Many people have interpreted this as rude and dismissive, while others have pushed back, including Cole himself, who said he didn’t experience it as disrespectful and that it’s ultimately a work environment where people don’t have to be chatty.
That’s a critical consideration, because if you start from a systems perspective, there are good reasons not to rush to moral judgment about how friendly or polite someone appears at work.
Not everyone experiences or expresses social engagement in the same way - some people are more task-oriented, others are expending additional energy managing overload, fatigue, or anxiety.
Some come from cultural contexts where minimal small talk is normal and not coded as disrespect. Neurodivergence can also impact the capacity some have to engage in spontaneous social interaction, especially in loud or fast-moving environments.
Judgments about politeness are also uneven.
Women are more often unjustly penalised for not being warm and open.

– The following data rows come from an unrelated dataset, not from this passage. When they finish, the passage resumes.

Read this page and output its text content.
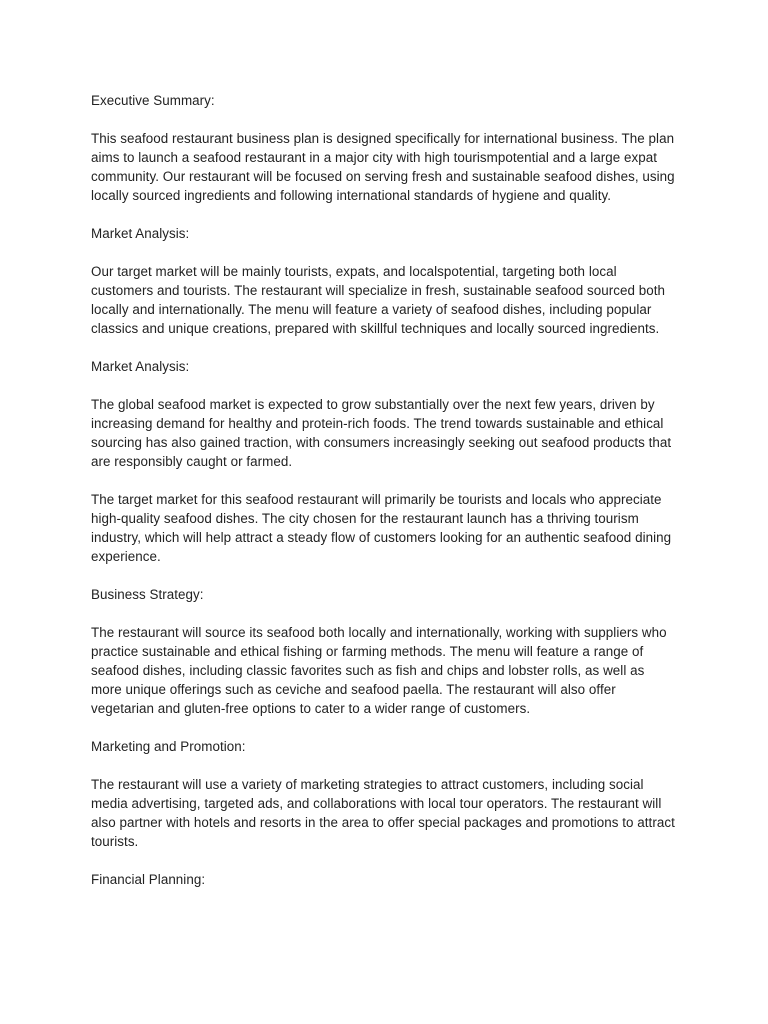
Executive Summary:
This seafood restaurant business plan is designed specifically for international business. The plan aims to launch a seafood restaurant in a major city with high tourismpotential and a large expat community. Our restaurant will be focused on serving fresh and sustainable seafood dishes, using locally sourced ingredients and following international standards of hygiene and quality.
Market Analysis:
Our target market will be mainly tourists, expats, and localspotential, targeting both local customers and tourists. The restaurant will specialize in fresh, sustainable seafood sourced both locally and internationally. The menu will feature a variety of seafood dishes, including popular classics and unique creations, prepared with skillful techniques and locally sourced ingredients.
Market Analysis:
The global seafood market is expected to grow substantially over the next few years, driven by increasing demand for healthy and protein-rich foods. The trend towards sustainable and ethical sourcing has also gained traction, with consumers increasingly seeking out seafood products that are responsibly caught or farmed.
The target market for this seafood restaurant will primarily be tourists and locals who appreciate high-quality seafood dishes. The city chosen for the restaurant launch has a thriving tourism industry, which will help attract a steady flow of customers looking for an authentic seafood dining experience.
Business Strategy:
The restaurant will source its seafood both locally and internationally, working with suppliers who practice sustainable and ethical fishing or farming methods. The menu will feature a range of seafood dishes, including classic favorites such as fish and chips and lobster rolls, as well as more unique offerings such as ceviche and seafood paella. The restaurant will also offer vegetarian and gluten-free options to cater to a wider range of customers.
Marketing and Promotion:
The restaurant will use a variety of marketing strategies to attract customers, including social media advertising, targeted ads, and collaborations with local tour operators. The restaurant will also partner with hotels and resorts in the area to offer special packages and promotions to attract tourists.
Financial Planning:
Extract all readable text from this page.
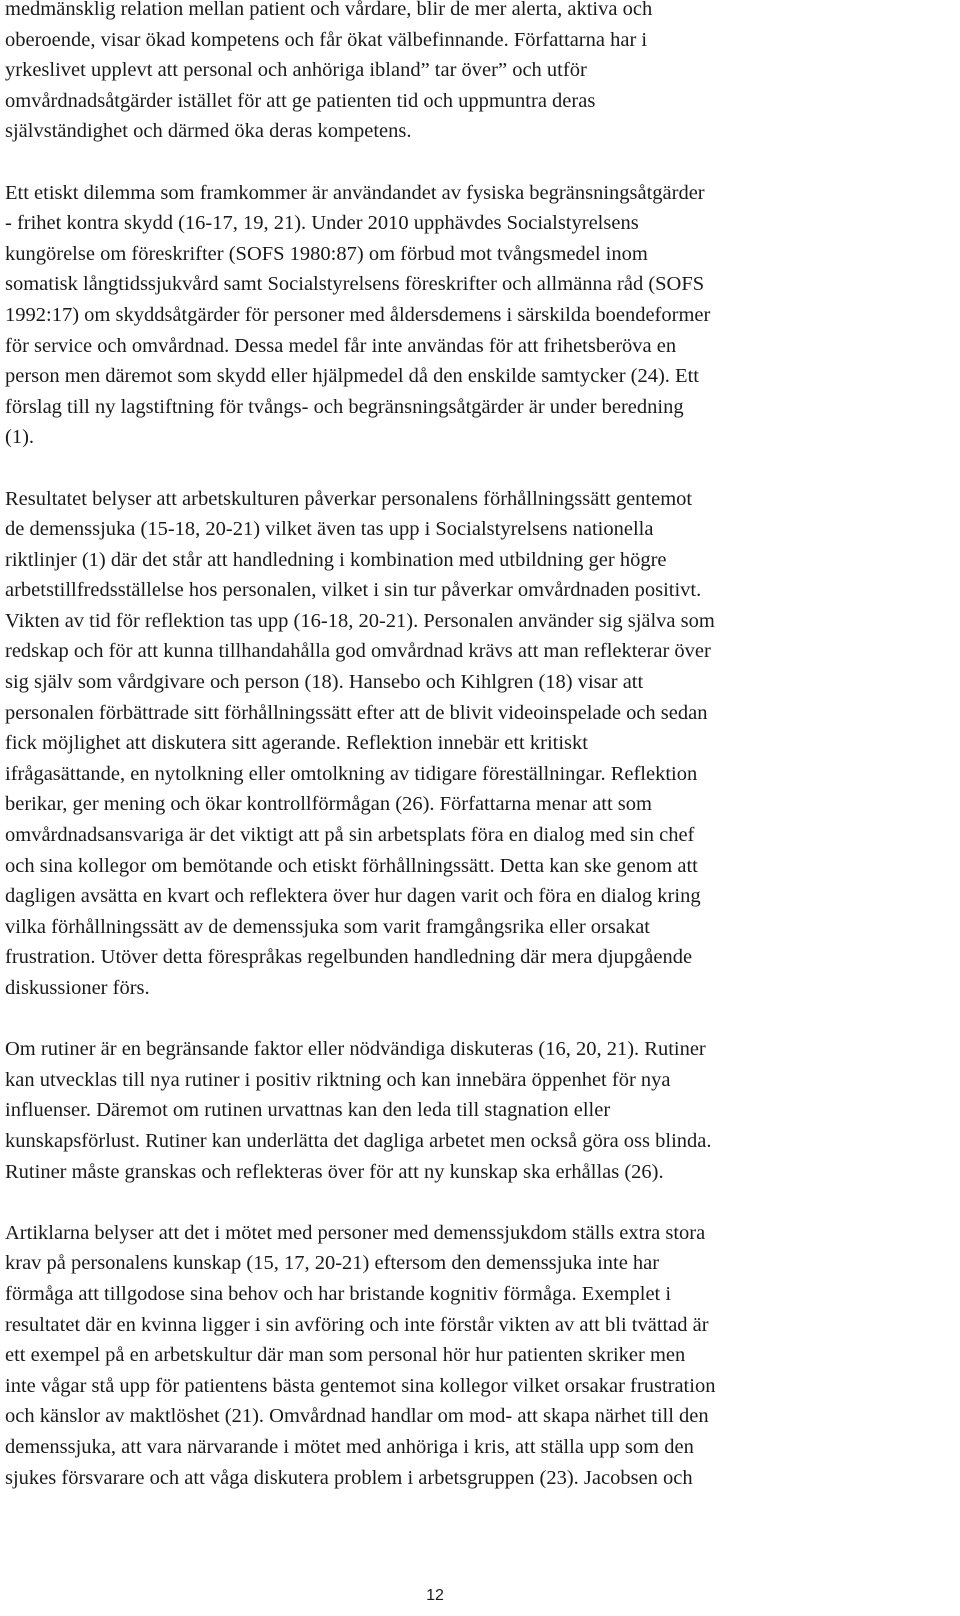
medmänsklig relation mellan patient och vårdare, blir de mer alerta, aktiva och
oberoende, visar ökad kompetens och får ökat välbefinnande. Författarna har i
yrkeslivet upplevt att personal och anhöriga ibland” tar över” och utför
omvårdnadsåtgärder istället för att ge patienten tid och uppmuntra deras
självständighet och därmed öka deras kompetens.
Ett etiskt dilemma som framkommer är användandet av fysiska begränsningsåtgärder
- frihet kontra skydd (16-17, 19, 21). Under 2010 upphävdes Socialstyrelsens
kungörelse om föreskrifter (SOFS 1980:87) om förbud mot tvångsmedel inom
somatisk långtidssjukvård samt Socialstyrelsens föreskrifter och allmänna råd (SOFS
1992:17) om skyddsåtgärder för personer med åldersdemens i särskilda boendeformer
för service och omvårdnad. Dessa medel får inte användas för att frihetsberöva en
person men däremot som skydd eller hjälpmedel då den enskilde samtycker (24). Ett
förslag till ny lagstiftning för tvångs- och begränsningsåtgärder är under beredning
(1).
Resultatet belyser att arbetskulturen påverkar personalens förhållningssätt gentemot
de demenssjuka (15-18, 20-21) vilket även tas upp i Socialstyrelsens nationella
riktlinjer (1) där det står att handledning i kombination med utbildning ger högre
arbetstillfredsställelse hos personalen, vilket i sin tur påverkar omvårdnaden positivt.
Vikten av tid för reflektion tas upp (16-18, 20-21). Personalen använder sig själva som
redskap och för att kunna tillhandahålla god omvårdnad krävs att man reflekterar över
sig själv som vårdgivare och person (18). Hansebo och Kihlgren (18) visar att
personalen förbättrade sitt förhållningssätt efter att de blivit videoinspelade och sedan
fick möjlighet att diskutera sitt agerande. Reflektion innebär ett kritiskt
ifrågasättande, en nytolkning eller omtolkning av tidigare föreställningar. Reflektion
berikar, ger mening och ökar kontrollförmågan (26). Författarna menar att som
omvårdnadsansvariga är det viktigt att på sin arbetsplats föra en dialog med sin chef
och sina kollegor om bemötande och etiskt förhållningssätt. Detta kan ske genom att
dagligen avsätta en kvart och reflektera över hur dagen varit och föra en dialog kring
vilka förhållningssätt av de demenssjuka som varit framgångsrika eller orsakat
frustration. Utöver detta förespråkas regelbunden handledning där mera djupgående
diskussioner förs.
Om rutiner är en begränsande faktor eller nödvändiga diskuteras (16, 20, 21). Rutiner
kan utvecklas till nya rutiner i positiv riktning och kan innebära öppenhet för nya
influenser. Däremot om rutinen urvattnas kan den leda till stagnation eller
kunskapsförlust. Rutiner kan underlätta det dagliga arbetet men också göra oss blinda.
Rutiner måste granskas och reflekteras över för att ny kunskap ska erhållas (26).
Artiklarna belyser att det i mötet med personer med demenssjukdom ställs extra stora
krav på personalens kunskap (15, 17, 20-21) eftersom den demenssjuka inte har
förmåga att tillgodose sina behov och har bristande kognitiv förmåga. Exemplet i
resultatet där en kvinna ligger i sin avföring och inte förstår vikten av att bli tvättad är
ett exempel på en arbetskultur där man som personal hör hur patienten skriker men
inte vågar stå upp för patientens bästa gentemot sina kollegor vilket orsakar frustration
och känslor av maktlöshet (21). Omvårdnad handlar om mod- att skapa närhet till den
demenssjuka, att vara närvarande i mötet med anhöriga i kris, att ställa upp som den
sjukes försvarare och att våga diskutera problem i arbetsgruppen (23). Jacobsen och
12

Racial stereotypes also shape whose behaviour is read as cold or entitled rather than efficient or neutral.
These patterns don’t explain every reaction, but they do influence how quickly behaviour gets moralised as “wrong”.
However, at the same time, it’s misleading to pretend that small talk and acknowledging others in work environments don’t matter.
Being recognised when you speak affords dignity and signifies mutual respect. When someone attempts to engage and receives no acknowledgement, that can reasonably land as dismissive, regardless of intent.
Shared environments also come with a responsibility to consider impact, not only intention.
The tension is that both of these elements of this discussion are true.
Small talk has social value, and capacity and norms are uneven.
Problems arise when conversations about this collapse into extremes, with people either denying all social responsibility or treating every deviation from behavioural norms as a moral failing.
A more practical approach is proportionality and shared responsibility: recognising both the social value of small talk and the limits of what we can fairly expect from people operating across different norms and capacities.